Prospekt’s March EP (2008)
Composed of material remaining from the Viva La Vida sessions, the Prospekt’s March EP is an odd bunch of songs. Despite Martin’s claims that any of these tracks could’ve made the already diverse album, everything here definitely feels like leftovers, or at least tangents. The first issue here would be that, despite it being pushed as an eight-track expansion of Viva La Vida five months after the fact, Prospekt’s March is a bit thin on new material. Three of the songs here had appeared already in slightly different forms on Viva La Vida. The alterations in the “Lovers In Japan (Osaka Sun Mix)” are pretty negligible, while “Lost+” is “Lost!” plus a Jay-Z verse. Otherwise, there’s “Life In Technicolor ii,” which takes the instrumental opening track of Viva La Vida and fleshes it out with vocals and verse-chorus structure. I seem to remember being excited back in ’08 by what a fully-formed “Life In Technicolor” might sound like, but now I realize that was ridiculous, because the finished version wound up trite (“Oh love, don’t let me go/ Won’t you take me where the street lights glow?” goes the chorus) and squanders all the mystery of the original instrumental.

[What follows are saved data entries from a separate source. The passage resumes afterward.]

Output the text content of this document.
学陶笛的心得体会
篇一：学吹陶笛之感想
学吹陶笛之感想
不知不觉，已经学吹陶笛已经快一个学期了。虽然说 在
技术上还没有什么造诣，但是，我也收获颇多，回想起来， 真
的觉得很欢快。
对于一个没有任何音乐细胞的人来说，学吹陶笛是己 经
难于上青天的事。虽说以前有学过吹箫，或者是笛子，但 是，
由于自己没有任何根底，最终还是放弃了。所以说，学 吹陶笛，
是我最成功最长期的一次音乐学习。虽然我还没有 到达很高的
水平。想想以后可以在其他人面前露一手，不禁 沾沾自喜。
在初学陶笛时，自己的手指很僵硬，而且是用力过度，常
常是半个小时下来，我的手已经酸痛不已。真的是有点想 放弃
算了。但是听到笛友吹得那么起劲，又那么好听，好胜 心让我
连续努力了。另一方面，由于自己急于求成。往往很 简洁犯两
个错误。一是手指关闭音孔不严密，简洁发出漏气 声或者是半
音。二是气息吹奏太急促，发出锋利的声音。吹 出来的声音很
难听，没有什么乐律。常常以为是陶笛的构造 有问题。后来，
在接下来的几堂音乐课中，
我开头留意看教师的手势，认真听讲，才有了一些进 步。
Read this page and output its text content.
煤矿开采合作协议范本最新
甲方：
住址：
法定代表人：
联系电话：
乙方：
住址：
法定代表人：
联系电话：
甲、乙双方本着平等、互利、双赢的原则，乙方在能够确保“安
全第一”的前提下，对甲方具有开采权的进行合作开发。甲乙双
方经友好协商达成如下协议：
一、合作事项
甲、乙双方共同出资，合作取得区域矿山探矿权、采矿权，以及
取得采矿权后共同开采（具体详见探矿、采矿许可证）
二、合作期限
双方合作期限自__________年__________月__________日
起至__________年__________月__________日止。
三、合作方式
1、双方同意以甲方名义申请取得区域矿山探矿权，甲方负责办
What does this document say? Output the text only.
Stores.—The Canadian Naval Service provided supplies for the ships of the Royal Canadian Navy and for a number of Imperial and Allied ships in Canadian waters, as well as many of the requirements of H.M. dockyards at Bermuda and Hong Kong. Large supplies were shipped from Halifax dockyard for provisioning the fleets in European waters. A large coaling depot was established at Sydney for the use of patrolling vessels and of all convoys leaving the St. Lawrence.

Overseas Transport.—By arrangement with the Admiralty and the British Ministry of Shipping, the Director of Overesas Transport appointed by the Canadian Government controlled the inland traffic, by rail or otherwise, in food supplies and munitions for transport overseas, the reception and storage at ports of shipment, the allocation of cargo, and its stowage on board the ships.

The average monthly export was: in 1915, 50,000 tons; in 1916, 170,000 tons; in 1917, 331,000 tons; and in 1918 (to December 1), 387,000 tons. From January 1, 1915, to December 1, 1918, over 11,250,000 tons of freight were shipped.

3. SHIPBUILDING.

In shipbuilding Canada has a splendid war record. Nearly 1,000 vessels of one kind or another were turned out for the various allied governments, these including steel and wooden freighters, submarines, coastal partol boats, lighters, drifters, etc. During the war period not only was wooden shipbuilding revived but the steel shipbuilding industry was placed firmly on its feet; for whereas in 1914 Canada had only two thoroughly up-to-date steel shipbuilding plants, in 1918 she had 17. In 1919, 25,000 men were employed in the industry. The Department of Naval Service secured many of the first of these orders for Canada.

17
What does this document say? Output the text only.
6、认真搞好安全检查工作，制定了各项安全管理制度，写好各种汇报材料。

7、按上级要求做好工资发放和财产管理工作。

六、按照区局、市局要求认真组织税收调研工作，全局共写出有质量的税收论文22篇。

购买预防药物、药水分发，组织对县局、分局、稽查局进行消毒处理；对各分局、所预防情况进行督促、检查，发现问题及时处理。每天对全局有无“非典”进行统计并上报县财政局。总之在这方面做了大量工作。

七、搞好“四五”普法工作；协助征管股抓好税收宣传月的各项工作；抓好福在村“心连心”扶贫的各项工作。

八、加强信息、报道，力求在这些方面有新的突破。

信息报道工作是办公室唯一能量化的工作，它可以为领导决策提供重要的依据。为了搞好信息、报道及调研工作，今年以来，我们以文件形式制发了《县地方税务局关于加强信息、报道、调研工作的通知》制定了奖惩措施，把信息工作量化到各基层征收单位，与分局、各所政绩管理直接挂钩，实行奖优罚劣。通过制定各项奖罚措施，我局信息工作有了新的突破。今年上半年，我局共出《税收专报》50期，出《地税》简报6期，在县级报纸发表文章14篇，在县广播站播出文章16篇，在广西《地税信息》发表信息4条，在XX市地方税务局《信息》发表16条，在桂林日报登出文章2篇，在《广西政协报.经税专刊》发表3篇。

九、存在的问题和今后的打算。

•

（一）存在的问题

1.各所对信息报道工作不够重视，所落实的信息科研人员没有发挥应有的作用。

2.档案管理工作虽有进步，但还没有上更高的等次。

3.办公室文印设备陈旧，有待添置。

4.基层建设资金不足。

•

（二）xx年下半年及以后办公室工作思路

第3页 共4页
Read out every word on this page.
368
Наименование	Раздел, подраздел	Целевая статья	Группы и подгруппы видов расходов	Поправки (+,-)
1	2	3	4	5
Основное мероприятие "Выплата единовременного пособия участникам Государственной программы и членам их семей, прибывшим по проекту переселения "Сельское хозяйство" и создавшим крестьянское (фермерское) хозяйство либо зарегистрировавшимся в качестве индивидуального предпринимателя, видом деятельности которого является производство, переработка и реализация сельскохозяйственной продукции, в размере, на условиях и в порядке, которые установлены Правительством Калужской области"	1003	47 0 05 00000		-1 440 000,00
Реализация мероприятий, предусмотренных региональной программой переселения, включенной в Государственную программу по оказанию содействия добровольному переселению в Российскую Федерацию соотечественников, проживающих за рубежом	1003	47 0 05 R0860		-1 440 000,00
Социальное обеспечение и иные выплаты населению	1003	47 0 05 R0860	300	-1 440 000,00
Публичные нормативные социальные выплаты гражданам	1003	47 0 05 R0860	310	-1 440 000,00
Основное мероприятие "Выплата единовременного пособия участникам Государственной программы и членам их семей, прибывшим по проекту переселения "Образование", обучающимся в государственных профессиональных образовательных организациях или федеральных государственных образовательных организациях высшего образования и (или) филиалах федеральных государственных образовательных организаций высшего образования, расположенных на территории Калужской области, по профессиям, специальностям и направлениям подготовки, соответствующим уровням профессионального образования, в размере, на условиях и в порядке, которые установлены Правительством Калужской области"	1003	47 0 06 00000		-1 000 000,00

As for the new stuff, “Glass Of Water” and “Rainy Day” are significantly brighter in tone than the majority of Viva La Vida, the latter particularly seeming like Coldplay’s oddball sketch of a long-lost summer song from the late ’90s. “Prospekt’s March/Poppyfields” and “Now My Feet Won’t Touch The Ground” begin as primarily acoustic callbacks to the band’s earlier work, the former a close melodic relative to A Rush Of Blood To The Head material. All the songs are pretty good additions to Coldplay’s body of work, though it’s unlikely any of them will stick with you too much. Thing is, Coldplay has a history of pretty strong B-sides. “One I Love” (“In My Place” B-side), “The World Turned Upside Down” (“Fix You” B-side) and “Moving to Mars” (from the Every Teardrop Is A Waterfall EP that preceded Mylo Xyloto) are all better than about half of the respective albums from which they were omitted, leaving you with the sense that there must’ve been some more memorable material from the Viva La Vida sessions that could’ve made Prospekt’s March a more important release.